Some of the effects of winter on our health and body are:
1. Bronchial Asthma
Asthma is basically reversible obstruction of the airway in the hyperactive which can be triggered by factors like pollen, dust, cold air, physical exertion. Asthma doesn’t result in itching, runny nose, rather it causes inflammation in the lungs that makes it difficult for the patient to breathe. The person usually gets breathless during an attack of asthma and is gasping for air.
The cold weather makes asthma condition worse because when the patients breathe cold air rapidly, it may cause shock to lungs which are at a relatively warm temperature. Thus, in response to the difference in temperature, lungs become inflamed which consecutively leads to an asthma attack. The other reason that winter makes a miserable condition for asthma patients is that winter carries along with itself sniffles and flu which have the potential to exacerbate asthma symptoms.
2. Common cold
There is a common perception that as the winter arrives, the probability of catching a cold and falling sick increases. The common cold is caused by a virus. The virus infects the nasal and throat lining. The usual presentation is running nose, dry cough and gritty feeling at the back of throat/throat ache.

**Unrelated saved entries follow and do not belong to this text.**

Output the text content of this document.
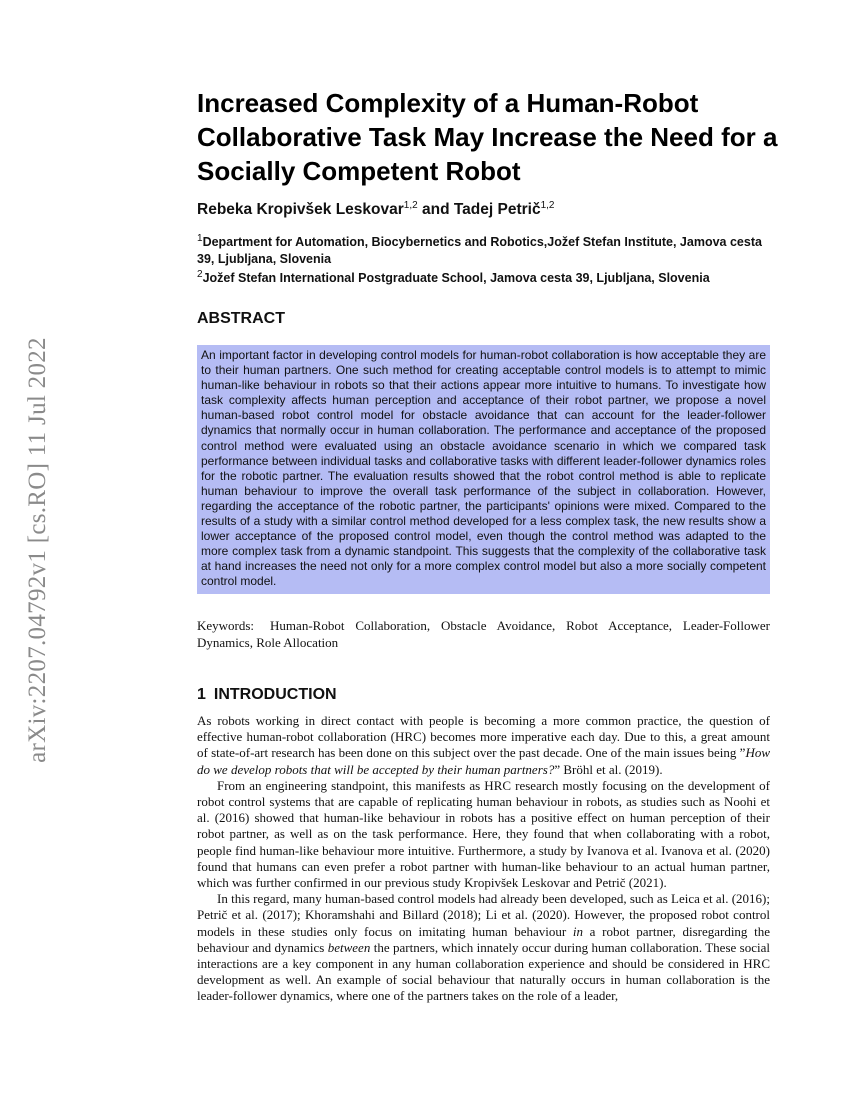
arXiv:2207.04792v1 [cs.RO] 11 Jul 2022
Increased Complexity of a Human-Robot Collaborative Task May Increase the Need for a Socially Competent Robot

Rebeka Kropivšek Leskovar$^{1,2}$ and Tadej Petrič$^{1,2}$

$^1$Department for Automation, Biocybernetics and Robotics,Jožef Stefan Institute, Jamova cesta 39, Ljubljana, Slovenia

$^2$Jožef Stefan International Postgraduate School, Jamova cesta 39, Ljubljana, Slovenia

ABSTRACT
An important factor in developing control models for human-robot collaboration is how acceptable they are to their human partners. One such method for creating acceptable control models is to attempt to mimic human-like behaviour in robots so that their actions appear more intuitive to humans. To investigate how task complexity affects human perception and acceptance of their robot partner, we propose a novel human-based robot control model for obstacle avoidance that can account for the leader-follower dynamics that normally occur in human collaboration. The performance and acceptance of the proposed control method were evaluated using an obstacle avoidance scenario in which we compared task performance between individual tasks and collaborative tasks with different leader-follower dynamics roles for the robotic partner. The evaluation results showed that the robot control method is able to replicate human behaviour to improve the overall task performance of the subject in collaboration. However, regarding the acceptance of the robotic partner, the participants' opinions were mixed. Compared to the results of a study with a similar control method developed for a less complex task, the new results show a lower acceptance of the proposed control model, even though the control method was adapted to the more complex task from a dynamic standpoint. This suggests that the complexity of the collaborative task at hand increases the need not only for a more complex control model but also a more socially competent control model.
Keywords: Human-Robot Collaboration, Obstacle Avoidance, Robot Acceptance, Leader-Follower Dynamics, Role Allocation
1 INTRODUCTION

As robots working in direct contact with people is becoming a more common practice, the question of effective human-robot collaboration (HRC) becomes more imperative each day. Due to this, a great amount of state-of-art research has been done on this subject over the past decade. One of the main issues being ”How do we develop robots that will be accepted by their human partners?” Bröhl et al. (2019).

From an engineering standpoint, this manifests as HRC research mostly focusing on the development of robot control systems that are capable of replicating human behaviour in robots, as studies such as Noohi et al. (2016) showed that human-like behaviour in robots has a positive effect on human perception of their robot partner, as well as on the task performance. Here, they found that when collaborating with a robot, people find human-like behaviour more intuitive. Furthermore, a study by Ivanova et al. Ivanova et al. (2020) found that humans can even prefer a robot partner with human-like behaviour to an actual human partner, which was further confirmed in our previous study Kropivšek Leskovar and Petrič (2021).

In this regard, many human-based control models had already been developed, such as Leica et al. (2016); Petrič et al. (2017); Khoramshahi and Billard (2018); Li et al. (2020). However, the proposed robot control models in these studies only focus on imitating human behaviour in a robot partner, disregarding the behaviour and dynamics between the partners, which innately occur during human collaboration. These social interactions are a key component in any human collaboration experience and should be considered in HRC development as well. An example of social behaviour that naturally occurs in human collaboration is the leader-follower dynamics, where one of the partners takes on the role of a leader,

Not that the virus spreads more easily in cold weather, but because of cold air, the nasal and oral secretions dry up. These secretions normally act as a protective layer providing local immunity against germs and viruses. Because of this dryness, the virus clings on to the lining and causes infection. On the other hand, when the temperature drops, certain harmful microorganisms can suddenly get active, multiply and attack. The antibodies in our body start fighting with these foreign organisms n many ways, one of which is by increasing the body temperature (fever).The old people and babies are at the edge who can catch a cold on the arrival of the winter season.
Usually, chronic inflammatory joint disease flare up during winters. It is believed that this can be due to spasm of muscles and inflammatory changes in the joint fluid. Regular physical activity and exercise help prevent joint pain. When having joint pains, regular applications of warm water fomentation and over the counter pain relief ointments are helpful.Scientists have found that the drop in temperature tends to accompany cooler, damper weather that could allow tissues in joints to swell and put pressure on nerves that control pain signals.
If you have a family history of arthritis or you are already a patient of it, we advise you to cover your hands with good quality gloves right from the beginning of winters. To reduce the winter effects, patients may also make use of topical gems and creams that sink in to provide pain relief exactly where it’s needed.
4. Heart attack
A heart attack is caused due to the relative inadequate blood supply to the heart muscle with respect to its need. In cold weather usually, there occurs constriction (narrowing) of blood vessels to maintain temperature regulation. Hence the heart has to function more vigorously to maintain blood supply to all the organs and extremities. This causes a mismatch between the oxygen supplied to the heart muscle as compared to its demand and increases the chances of heart attack.
The other reason includes that people tend to eat unhealthy and oily foods in winters to keep their bodies warm but you must know that saturated fat is linked to cardiovascular problems. Moreover, doctors believe that brown fat promotes narrowing of arteries when a person is exposed to low temperatures. It is because as the temperature in the body decreases, the growth of atherosclerotic plaque made up of fat and cholesterol increases.
5. Dry Skin
Winters dry the skin. Sweating occurs less frequently in winters to maintain temperature regulation. Dehydration worsens this scenario as we tend to drink less water and fluids in winter. We must agree that in winters we have the habit of bathing in warm water, which dehydrates the outer skin thus making it dry. Moreover, we wear woolen stuffed clothing which causes increased friction thus promoting skin dryness.
Depression or ‘Seasonal Affective Disorder’ is common in the winters. It is hypothesized that this may be due to chemical/serotonin imbalance in the nerve junctions of the brain caused due to decreased exposure to sunlight and daylight hours. Moreover, some people believe that as the days get shorter, we start feeling more cranky, lethargic and tired than usual. Antidepressants is a choice to combat depression in winters but you must try to go on a morning walk or get outside when some rare sunlight appears.